Define Employee Responsibilities

Write a job description for each employee defining specifically what that position is responsible for accomplishing on a daily, weekly and monthly basis. For example, the salesperson closing the store at the end of the day has the responsibility to count the money, lock the doors, shut off the lights and make the night deposit. The store manager opens the store, puts money in the register and reconciles the cash and receipts every morning. All the job responsibilities are part of the operational plan. As part of the development plan, identify additional needed skill sets for each position. For example, the store manager may be required to develop the ability to interact with the accounting system or to add reports to the point-of-sale system program.

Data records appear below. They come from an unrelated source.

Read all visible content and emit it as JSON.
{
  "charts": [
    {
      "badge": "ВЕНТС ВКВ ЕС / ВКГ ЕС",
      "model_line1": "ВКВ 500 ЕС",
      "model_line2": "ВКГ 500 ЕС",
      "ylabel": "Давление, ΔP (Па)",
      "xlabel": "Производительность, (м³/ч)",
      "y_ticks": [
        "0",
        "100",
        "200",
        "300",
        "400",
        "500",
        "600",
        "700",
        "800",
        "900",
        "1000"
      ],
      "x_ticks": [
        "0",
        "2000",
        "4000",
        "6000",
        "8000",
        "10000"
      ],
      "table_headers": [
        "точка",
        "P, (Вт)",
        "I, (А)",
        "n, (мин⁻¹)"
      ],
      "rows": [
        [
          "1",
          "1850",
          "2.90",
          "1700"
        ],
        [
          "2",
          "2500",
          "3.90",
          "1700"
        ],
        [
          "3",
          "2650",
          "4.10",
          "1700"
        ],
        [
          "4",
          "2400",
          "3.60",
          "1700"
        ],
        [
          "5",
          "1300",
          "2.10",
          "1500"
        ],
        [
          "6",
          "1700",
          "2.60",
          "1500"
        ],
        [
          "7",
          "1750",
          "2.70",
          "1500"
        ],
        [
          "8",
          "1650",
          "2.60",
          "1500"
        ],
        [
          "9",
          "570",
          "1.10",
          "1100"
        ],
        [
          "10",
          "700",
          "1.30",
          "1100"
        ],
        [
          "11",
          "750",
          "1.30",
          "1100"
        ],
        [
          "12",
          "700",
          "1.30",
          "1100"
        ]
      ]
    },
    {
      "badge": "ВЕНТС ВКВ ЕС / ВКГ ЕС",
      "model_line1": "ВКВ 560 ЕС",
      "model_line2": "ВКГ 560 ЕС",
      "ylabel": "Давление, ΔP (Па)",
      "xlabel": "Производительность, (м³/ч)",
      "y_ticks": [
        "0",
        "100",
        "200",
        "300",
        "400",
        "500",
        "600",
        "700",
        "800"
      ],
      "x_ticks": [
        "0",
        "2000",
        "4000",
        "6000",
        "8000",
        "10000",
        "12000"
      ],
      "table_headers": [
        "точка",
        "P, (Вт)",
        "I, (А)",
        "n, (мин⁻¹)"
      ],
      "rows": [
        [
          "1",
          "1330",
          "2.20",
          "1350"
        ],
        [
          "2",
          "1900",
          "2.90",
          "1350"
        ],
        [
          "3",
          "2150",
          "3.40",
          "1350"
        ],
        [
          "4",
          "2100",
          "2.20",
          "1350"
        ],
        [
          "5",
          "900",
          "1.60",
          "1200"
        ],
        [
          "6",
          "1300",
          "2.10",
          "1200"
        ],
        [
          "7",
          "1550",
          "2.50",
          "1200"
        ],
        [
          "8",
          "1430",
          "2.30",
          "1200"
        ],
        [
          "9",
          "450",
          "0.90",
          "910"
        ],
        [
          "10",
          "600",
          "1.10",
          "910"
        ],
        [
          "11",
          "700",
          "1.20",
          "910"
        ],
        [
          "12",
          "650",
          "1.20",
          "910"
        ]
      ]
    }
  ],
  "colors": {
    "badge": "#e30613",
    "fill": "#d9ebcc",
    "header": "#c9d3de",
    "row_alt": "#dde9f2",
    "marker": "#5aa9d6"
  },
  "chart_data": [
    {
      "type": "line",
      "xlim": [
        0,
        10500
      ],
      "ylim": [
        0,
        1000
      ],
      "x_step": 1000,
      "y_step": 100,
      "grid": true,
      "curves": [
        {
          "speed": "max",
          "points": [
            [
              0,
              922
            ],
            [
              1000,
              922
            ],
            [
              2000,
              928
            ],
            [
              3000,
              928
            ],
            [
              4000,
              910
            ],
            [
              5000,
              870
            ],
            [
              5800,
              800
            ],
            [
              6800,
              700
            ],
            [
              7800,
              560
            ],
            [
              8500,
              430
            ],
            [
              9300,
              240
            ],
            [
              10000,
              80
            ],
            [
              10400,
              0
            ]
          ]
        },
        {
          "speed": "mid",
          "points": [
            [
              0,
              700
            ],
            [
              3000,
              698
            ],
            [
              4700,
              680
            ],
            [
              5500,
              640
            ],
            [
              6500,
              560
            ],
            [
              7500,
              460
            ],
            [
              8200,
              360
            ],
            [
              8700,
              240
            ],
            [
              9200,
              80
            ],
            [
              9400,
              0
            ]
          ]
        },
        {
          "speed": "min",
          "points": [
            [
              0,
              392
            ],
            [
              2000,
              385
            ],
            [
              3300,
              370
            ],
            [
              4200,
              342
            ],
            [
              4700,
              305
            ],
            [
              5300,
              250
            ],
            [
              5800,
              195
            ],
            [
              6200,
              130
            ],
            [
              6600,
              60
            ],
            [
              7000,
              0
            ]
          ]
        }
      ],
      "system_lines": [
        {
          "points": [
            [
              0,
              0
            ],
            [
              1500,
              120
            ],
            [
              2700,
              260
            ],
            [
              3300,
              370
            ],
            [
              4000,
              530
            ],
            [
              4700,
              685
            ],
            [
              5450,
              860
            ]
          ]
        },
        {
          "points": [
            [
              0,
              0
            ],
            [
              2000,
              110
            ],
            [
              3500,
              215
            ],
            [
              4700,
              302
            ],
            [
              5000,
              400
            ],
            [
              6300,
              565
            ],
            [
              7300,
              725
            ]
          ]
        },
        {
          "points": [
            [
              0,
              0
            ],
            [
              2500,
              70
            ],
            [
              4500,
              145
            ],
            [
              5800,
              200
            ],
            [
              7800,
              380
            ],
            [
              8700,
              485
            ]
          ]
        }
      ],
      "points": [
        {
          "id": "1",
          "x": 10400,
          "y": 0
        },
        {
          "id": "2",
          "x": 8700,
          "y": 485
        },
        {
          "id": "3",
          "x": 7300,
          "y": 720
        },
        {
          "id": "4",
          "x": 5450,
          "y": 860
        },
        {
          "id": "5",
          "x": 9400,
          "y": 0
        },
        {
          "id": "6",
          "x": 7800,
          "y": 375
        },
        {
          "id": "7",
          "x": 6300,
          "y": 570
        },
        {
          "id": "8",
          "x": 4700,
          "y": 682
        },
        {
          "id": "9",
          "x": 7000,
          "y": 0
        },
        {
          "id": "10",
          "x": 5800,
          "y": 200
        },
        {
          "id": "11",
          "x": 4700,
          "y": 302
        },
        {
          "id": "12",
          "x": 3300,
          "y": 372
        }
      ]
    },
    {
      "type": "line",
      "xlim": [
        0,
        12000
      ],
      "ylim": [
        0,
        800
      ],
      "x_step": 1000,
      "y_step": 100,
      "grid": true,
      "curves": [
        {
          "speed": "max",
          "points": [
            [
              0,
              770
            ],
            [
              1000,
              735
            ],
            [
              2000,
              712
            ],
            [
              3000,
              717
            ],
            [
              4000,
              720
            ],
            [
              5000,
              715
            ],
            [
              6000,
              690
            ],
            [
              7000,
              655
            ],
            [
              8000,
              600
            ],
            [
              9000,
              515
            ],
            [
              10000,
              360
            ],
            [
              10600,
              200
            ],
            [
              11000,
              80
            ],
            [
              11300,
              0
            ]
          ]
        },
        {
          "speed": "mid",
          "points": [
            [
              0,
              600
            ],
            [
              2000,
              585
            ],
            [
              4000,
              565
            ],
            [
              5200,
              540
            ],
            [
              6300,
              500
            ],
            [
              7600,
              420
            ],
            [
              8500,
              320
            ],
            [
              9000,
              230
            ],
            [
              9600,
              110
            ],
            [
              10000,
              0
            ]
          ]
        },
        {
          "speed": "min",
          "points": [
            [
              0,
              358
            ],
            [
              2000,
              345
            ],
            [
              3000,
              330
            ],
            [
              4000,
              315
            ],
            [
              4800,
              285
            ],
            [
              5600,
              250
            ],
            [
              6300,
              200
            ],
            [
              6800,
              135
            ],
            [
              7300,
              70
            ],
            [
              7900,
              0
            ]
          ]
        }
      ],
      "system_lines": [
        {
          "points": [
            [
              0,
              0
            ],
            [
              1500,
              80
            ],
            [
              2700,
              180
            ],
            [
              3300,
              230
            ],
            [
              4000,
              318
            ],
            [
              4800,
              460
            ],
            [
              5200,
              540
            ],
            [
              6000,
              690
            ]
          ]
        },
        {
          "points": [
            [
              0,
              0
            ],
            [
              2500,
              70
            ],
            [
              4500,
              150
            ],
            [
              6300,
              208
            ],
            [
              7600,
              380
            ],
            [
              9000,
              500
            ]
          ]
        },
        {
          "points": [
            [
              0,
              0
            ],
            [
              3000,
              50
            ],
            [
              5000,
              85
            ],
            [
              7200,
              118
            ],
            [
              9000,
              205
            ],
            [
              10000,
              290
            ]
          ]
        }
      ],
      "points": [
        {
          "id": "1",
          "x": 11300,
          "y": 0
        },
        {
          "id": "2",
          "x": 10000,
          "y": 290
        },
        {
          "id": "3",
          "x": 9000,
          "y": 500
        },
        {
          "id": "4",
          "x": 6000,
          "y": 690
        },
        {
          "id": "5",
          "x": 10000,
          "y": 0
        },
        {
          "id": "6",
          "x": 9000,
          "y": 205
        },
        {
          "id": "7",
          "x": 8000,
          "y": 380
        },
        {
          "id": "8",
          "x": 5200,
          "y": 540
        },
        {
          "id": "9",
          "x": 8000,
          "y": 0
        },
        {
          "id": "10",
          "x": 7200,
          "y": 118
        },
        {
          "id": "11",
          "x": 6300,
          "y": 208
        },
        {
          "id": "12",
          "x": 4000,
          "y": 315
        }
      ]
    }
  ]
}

Develop Strategies and Action Plans

Develop strategies and action plans for each goal and objective in the business plan and include them in the operational plan. Include each function of running your retail business, such as vendor selection, inventory control, shrinkage control, and sales and marketing. For example, the strategy might be to utilize social networking to increase customer visibility and sales. The action plans would assign a specific person to open the social networking accounts, update the sites, encourage friends and followers and interact with them on the sites. Assign a target date to each action plan. When the action plan is completed, note it in the operational plan.

Plan Future Growth

The development plan includes monitoring the competition, economy, changes in consumer preferences and technological advancements to uncover opportunities to improve store sales. List each competitor, its strengths and how your retail store serves the customer better. Include those benefits in your marketing message. Stay aware of trends in how customers shop, and you can implement technology for a better buying experience. For example, you could upgrade your system to enable customers to order from their cell phones and pick up their purchases in the store. Another example is the implementation of mobile marketing. Over time the mix of products you offer in your store will change. In your development plan, analyze how customer preferences are evolving and discuss the new merchandise you intend to offer to gain new customers as a result of the trends.

Prepare for Emergencies

List the possible emergencies that could occur, and develop an action plan for each. Emergencies could include being robbed, a customer slipping and falling, fire, electrical blackout, extreme weather or illness of key personnel. The operational plan for emergencies should be in an easily accessible place, perhaps next to the point-of-sale system. Each employee should be well-versed on what she should do in each scenario. During a real emergency, there's little time to read instructions. The development plan includes providing additional training to your staff for first aid, CPR and conflict resolution.